Elles n’ont pas eu de chance ces élections. Traditionnellement peu mobilisatrices, portées par des têtes de listes qui en général ne sont pas des figures politiques nationales et qui donc sont souvent peu connues des électeurs, elles ont aussi été les victimes collatérales des attentats du 13 novembre. La campagne électorale a été suspendue et les paramètres nationaux, déjà fortement prégnants, sont devenus essentiels. Les bilans des équipes en place et les programmes des candidats sont à peu près passés inaperçus.
Il n’y a qu’un qui n’a pas à se plaindre : c’est le FN.
Depuis plusieurs mois, au gré des sondages qui le donnent vainqueurs dans telle ou telle région, ou surfant sur les crises diverses qui touchent l’Europe, le parti d’extrême-droite « fait le buzz », avec un art consommé de la manipulation des médias.
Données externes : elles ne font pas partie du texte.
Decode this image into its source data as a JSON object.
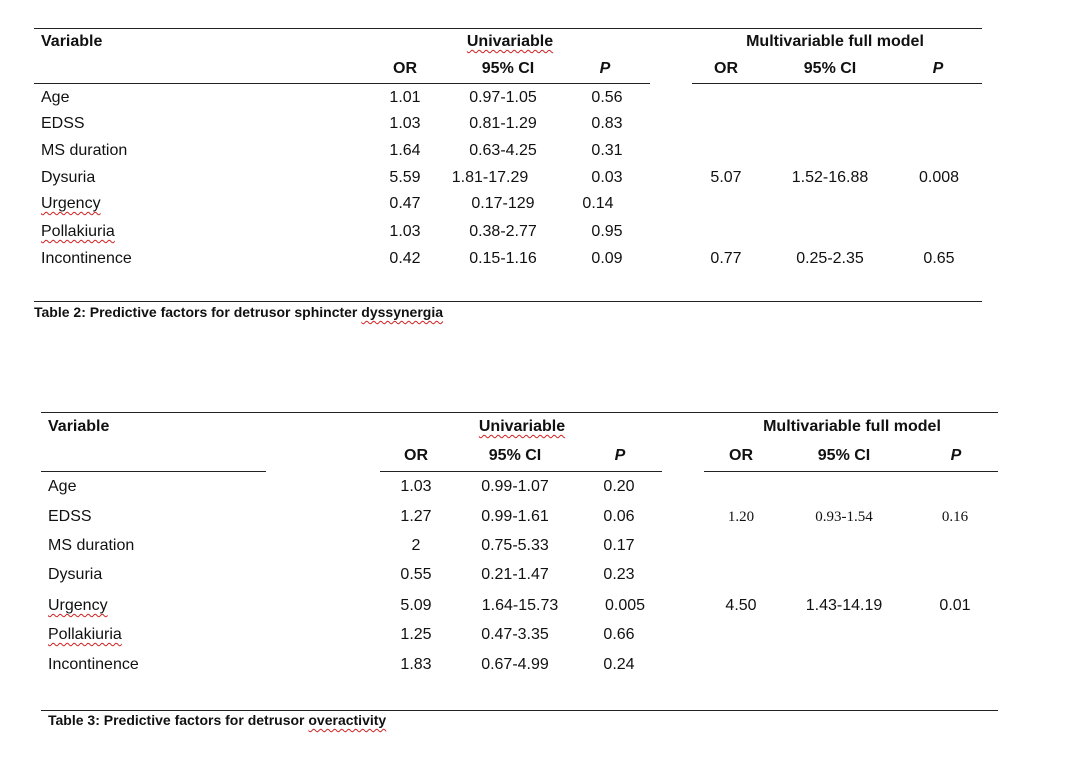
{
  "table2": {
    "header": {
      "variable": "Variable",
      "univariable": "Univariable",
      "multivariable": "Multivariable full model",
      "or": "OR",
      "ci": "95% CI",
      "p": "P"
    },
    "rows": [
      {
        "variable": "Age",
        "or": "1.01",
        "ci": "0.97-1.05",
        "p": "0.56",
        "m_or": "",
        "m_ci": "",
        "m_p": ""
      },
      {
        "variable": "EDSS",
        "or": "1.03",
        "ci": "0.81-1.29",
        "p": "0.83",
        "m_or": "",
        "m_ci": "",
        "m_p": ""
      },
      {
        "variable": "MS duration",
        "or": "1.64",
        "ci": "0.63-4.25",
        "p": "0.31",
        "m_or": "",
        "m_ci": "",
        "m_p": ""
      },
      {
        "variable": "Dysuria",
        "or": "5.59",
        "ci": "1.81-17.29",
        "p": "0.03",
        "m_or": "5.07",
        "m_ci": "1.52-16.88",
        "m_p": "0.008"
      },
      {
        "variable": "Urgency",
        "or": "0.47",
        "ci": "0.17-129",
        "p": "0.14",
        "m_or": "",
        "m_ci": "",
        "m_p": ""
      },
      {
        "variable": "Pollakiuria",
        "or": "1.03",
        "ci": "0.38-2.77",
        "p": "0.95",
        "m_or": "",
        "m_ci": "",
        "m_p": ""
      },
      {
        "variable": "Incontinence",
        "or": "0.42",
        "ci": "0.15-1.16",
        "p": "0.09",
        "m_or": "0.77",
        "m_ci": "0.25-2.35",
        "m_p": "0.65"
      }
    ],
    "caption_prefix": "Table 2: Predictive factors for detrusor sphincter ",
    "caption_last": "dyssynergia"
  },
  "table3": {
    "header": {
      "variable": "Variable",
      "univariable": "Univariable",
      "multivariable": "Multivariable full model",
      "or": "OR",
      "ci": "95% CI",
      "p": "P"
    },
    "rows": [
      {
        "variable": "Age",
        "or": "1.03",
        "ci": "0.99-1.07",
        "p": "0.20",
        "m_or": "",
        "m_ci": "",
        "m_p": ""
      },
      {
        "variable": "EDSS",
        "or": "1.27",
        "ci": "0.99-1.61",
        "p": "0.06",
        "m_or": "1.20",
        "m_ci": "0.93-1.54",
        "m_p": "0.16"
      },
      {
        "variable": "MS duration",
        "or": "2",
        "ci": "0.75-5.33",
        "p": "0.17",
        "m_or": "",
        "m_ci": "",
        "m_p": ""
      },
      {
        "variable": "Dysuria",
        "or": "0.55",
        "ci": "0.21-1.47",
        "p": "0.23",
        "m_or": "",
        "m_ci": "",
        "m_p": ""
      },
      {
        "variable": "Urgency",
        "or": "5.09",
        "ci": "1.64-15.73",
        "p": "0.005",
        "m_or": "4.50",
        "m_ci": "1.43-14.19",
        "m_p": "0.01"
      },
      {
        "variable": "Pollakiuria",
        "or": "1.25",
        "ci": "0.47-3.35",
        "p": "0.66",
        "m_or": "",
        "m_ci": "",
        "m_p": ""
      },
      {
        "variable": "Incontinence",
        "or": "1.83",
        "ci": "0.67-4.99",
        "p": "0.24",
        "m_or": "",
        "m_ci": "",
        "m_p": ""
      }
    ],
    "caption_prefix": "Table 3: Predictive factors for detrusor ",
    "caption_last": "overactivity"
  }
}
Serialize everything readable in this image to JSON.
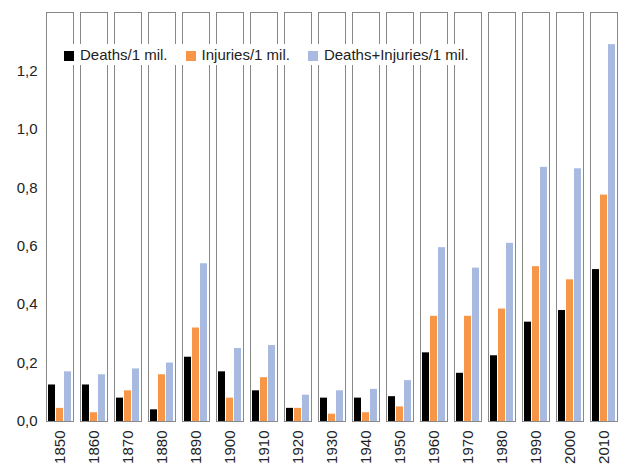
{
  "chart_data": {
    "type": "bar",
    "categories": [
      "1850",
      "1860",
      "1870",
      "1880",
      "1890",
      "1900",
      "1910",
      "1920",
      "1930",
      "1940",
      "1950",
      "1960",
      "1970",
      "1980",
      "1990",
      "2000",
      "2010"
    ],
    "series": [
      {
        "name": "Deaths/1 mil.",
        "color": "#000000",
        "values": [
          0.125,
          0.125,
          0.08,
          0.04,
          0.22,
          0.17,
          0.105,
          0.045,
          0.08,
          0.08,
          0.085,
          0.235,
          0.165,
          0.225,
          0.34,
          0.38,
          0.52
        ]
      },
      {
        "name": "Injuries/1 mil.",
        "color": "#f79646",
        "values": [
          0.045,
          0.03,
          0.105,
          0.16,
          0.32,
          0.08,
          0.15,
          0.045,
          0.025,
          0.03,
          0.05,
          0.36,
          0.36,
          0.385,
          0.53,
          0.485,
          0.775
        ]
      },
      {
        "name": "Deaths+Injuries/1 mil.",
        "color": "#a8badf",
        "values": [
          0.17,
          0.16,
          0.18,
          0.2,
          0.54,
          0.25,
          0.26,
          0.09,
          0.105,
          0.11,
          0.14,
          0.595,
          0.525,
          0.61,
          0.87,
          0.865,
          1.29
        ]
      }
    ],
    "ylim": [
      0,
      1.4
    ],
    "yticks": [
      {
        "value": 0,
        "label": "0,0"
      },
      {
        "value": 0.2,
        "label": "0,2"
      },
      {
        "value": 0.4,
        "label": "0,4"
      },
      {
        "value": 0.6,
        "label": "0,6"
      },
      {
        "value": 0.8,
        "label": "0,8"
      },
      {
        "value": 1.0,
        "label": "1,0"
      },
      {
        "value": 1.2,
        "label": "1,2"
      }
    ],
    "legend": "top-left",
    "grid": false
  }
}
Bientôt, chose qui paraissait improbable il y a quelques semaines, la Normandie pourrait même être dirigée par le FN, au terme d’une triangulaire au second tour.
La CFDT n’est pas le godillot d’un parti et ne donne pas de consigne de vote
La CFDT est depuis toujours attachée à bien différencier les plans syndicaux et politiques. Et pas seulement dans les discours. Si bien évidemment des adhérents de la CFDT peuvent avoir des responsabilités politiques, et si inversement des responsables de la CFDT peuvent être adhérents d’un parti politique, car nous sommes des citoyens, il n’est pas permis à un responsable syndical de la CFDT d’être aussi un responsable politique. On ne peut pas être crédible dans les deux rôles à la fois. Et pas question non plus, comme la CGT en 2012, d’appeler à voter pour un candidat.
Cependant, la CFDT s’est toujours opposée à l’extrême-droite, à cause des valeurs que cette dernière véhicule : démagogie, rejet de l’autre, politique du bouc émissaire, remise en cause de l’égalité hommes-femmes … Il n’est ainsi pas possible d’être à la CFDT et se soutenir publiquement le FN.
Une « fenêtre de tir » favorable au FN
Le succès médiatique et « sondagier » aujourd’hui, (électoral demain ?) du FN est relativement facile à expliquer. La société française est gangrénée depuis 40 ans par le chômage. La crise de 2008 a dégradé fortement les choses, et pour l’instant l’économie française est au fond du trou. Dans le même temps, nombreux sont les politiques, les syndicats, les intellectuels et les commentateurs, qui pour certains n’ont rien à voir avec l’extrême-droite, qui dénoncent à l’avance toutes les politiques mises en place. La confiance dans l’action publique est au plus bas. S’ajoute à cela la tradition bien française du nombrilisme, qui fait dédaigner d’aller voir à l’étranger ce qui fonctionne ou pas.
La peur du lendemain, les solutions faciles, le bouc émissaire étranger, la façade de plus en plus « présentable » offerte par les dirigeants du parti, font que le FN attire de plus en plus les électeurs.
Un danger réel
Cependant, le plan médiatique de la dédiabolisation connaît de temps en temps quelques ratés qui éclairent la réalité des idées portées par les cadres du FN.
Ainsi, après avoir utilisé la laïcité comme paravent de l’islamophobie, on entend maintenant que pour être pleinement citoyen français, il faut être chrétien, et pas musulman ! Va-t-on expulser tous ceux qui ne sont pas de bons catholiques, comme l’a fait Louis XIV avec les protestants ?
De même, malgré les images de femmes modernes données par Marine Le Pen et sa nièce, les discours et les propositions du FN tracent du droit des femmes une vision pour le moins rétrograde. Les annonces sur la suppression du financement des plannings familiaux ne sont que la partie émergée de l’iceberg.
Bien plus loin que la dénonciation du « gauchisme soixante-huitard », on retrouve une mise en cause des fondements de la République, comme la laïcité et l’égalité. Le retour à une « France éternelle », aussi utopique aujourd’hui qu’impossible à trouver dans le passé.
Tous les paramètres sont favorables actuellement au FN. Cela ne durera pas. Quand la croissance économique reviendra, quand le chômage baissera, la situation politique changera. C’est maintenant qu’il faut faire barrage au FN en allant voter les 6 et 13 décembre prochain.